Parzifal devient, sous sa plume, le maître du château de Montsalvage, où des chevaliers élus ont pour fonction de garder le Graal. Il a un fils, Loherangrin (on voit que le nom du Loheran Garin est en train de se transformer en "Lohengrin", c'est une forme intermédiaire). Or, le Graal, chez Wolfram von Eschenbach, n'est pas un plat portant une hostie comme chez Chrétien de Troyes (le sens originel du mot "graal" est celui d'un large plat évasé, et c'est un nom tout à fait commun qui a même une forme au pluriel, on parle d'"un graal, des graaux") ni un calice contenant le sang du Christ, mais une pierre précieuse, sur laquelle apparaissent de temps à autres, de manière surnaturelle, des inscriptions qui sont autant de messages célestes, investissant de périlleuses missions les chevaliers de Montsalvage.

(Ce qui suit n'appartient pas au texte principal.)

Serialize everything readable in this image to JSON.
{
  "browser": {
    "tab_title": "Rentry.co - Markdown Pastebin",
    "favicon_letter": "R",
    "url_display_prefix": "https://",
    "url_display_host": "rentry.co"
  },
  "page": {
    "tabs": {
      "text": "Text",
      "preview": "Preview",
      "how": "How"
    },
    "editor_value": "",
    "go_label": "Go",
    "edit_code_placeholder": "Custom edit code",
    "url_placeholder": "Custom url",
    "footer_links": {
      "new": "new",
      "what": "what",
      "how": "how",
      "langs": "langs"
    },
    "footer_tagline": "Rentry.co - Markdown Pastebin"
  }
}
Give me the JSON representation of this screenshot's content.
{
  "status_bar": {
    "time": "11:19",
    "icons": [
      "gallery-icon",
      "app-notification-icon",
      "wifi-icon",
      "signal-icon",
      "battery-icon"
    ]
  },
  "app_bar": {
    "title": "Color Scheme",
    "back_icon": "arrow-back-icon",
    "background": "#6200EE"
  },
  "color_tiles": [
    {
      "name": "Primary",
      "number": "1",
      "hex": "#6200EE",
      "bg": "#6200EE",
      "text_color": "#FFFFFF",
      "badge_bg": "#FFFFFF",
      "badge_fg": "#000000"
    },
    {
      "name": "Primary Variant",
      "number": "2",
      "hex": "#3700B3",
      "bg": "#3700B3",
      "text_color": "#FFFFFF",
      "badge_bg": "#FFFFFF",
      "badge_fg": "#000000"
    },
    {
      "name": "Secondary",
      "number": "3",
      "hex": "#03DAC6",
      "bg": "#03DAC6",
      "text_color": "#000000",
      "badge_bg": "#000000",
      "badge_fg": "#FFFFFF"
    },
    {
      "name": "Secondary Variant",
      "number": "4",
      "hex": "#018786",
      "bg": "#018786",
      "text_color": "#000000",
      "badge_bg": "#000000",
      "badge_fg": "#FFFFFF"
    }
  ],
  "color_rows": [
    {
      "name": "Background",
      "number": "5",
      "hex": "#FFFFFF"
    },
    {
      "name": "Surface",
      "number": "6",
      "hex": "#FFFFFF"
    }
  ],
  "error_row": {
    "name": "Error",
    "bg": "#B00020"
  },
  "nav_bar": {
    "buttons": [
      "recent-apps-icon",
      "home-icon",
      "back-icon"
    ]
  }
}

C'est à la suite de l'un de ces messages que Loherangrin partira, dans un nef tirée par un cygne, pour accomplir sa destinée...
Cette histoire sera maintes fois réécrite au cours du Moyen Âge, et c'est d'elle que Wagner s'inspirera pour créer son opéra, mais bien sûr ce compositeur inventif, au génie créateur puissant, animé d'idées et d'intentions bien éloignées de celles du Moyen Âge, était de force à ployer la légende à ses propres fins.
Il y a donc deux différences essentielles entre les versions françaises et allemandes de la légende.
Tout d'abord, l'histoire d'Elias se rattache à la matière de France, dont le cycle de la Croisade est une branche, alors que celle de Lohengrin se relie à la matière de Bretagne et au monde arthurien.
En outre, Elias est surtout un ancêtre, le fondateur d'un lignage promis à une glorieuse destinée, l'aïeul de Godefroy de Bouillon. En revanche, en faisant de Lohengrin le fils de Parzifal, Wolfram von Eschenbach a considérablement atténué et presque éliminé cette dimension fondatrice : chez lui, Lohengrin est surtout un descendant. Il clôt un lignage : l'histoire des chevaliers du Graal se referme avec lui, et même s'il a des enfants, ceux-ci n'hériteront pas de sa destinée, ni du lien avec le Graal qui faisait de lui un personnage hors du commun.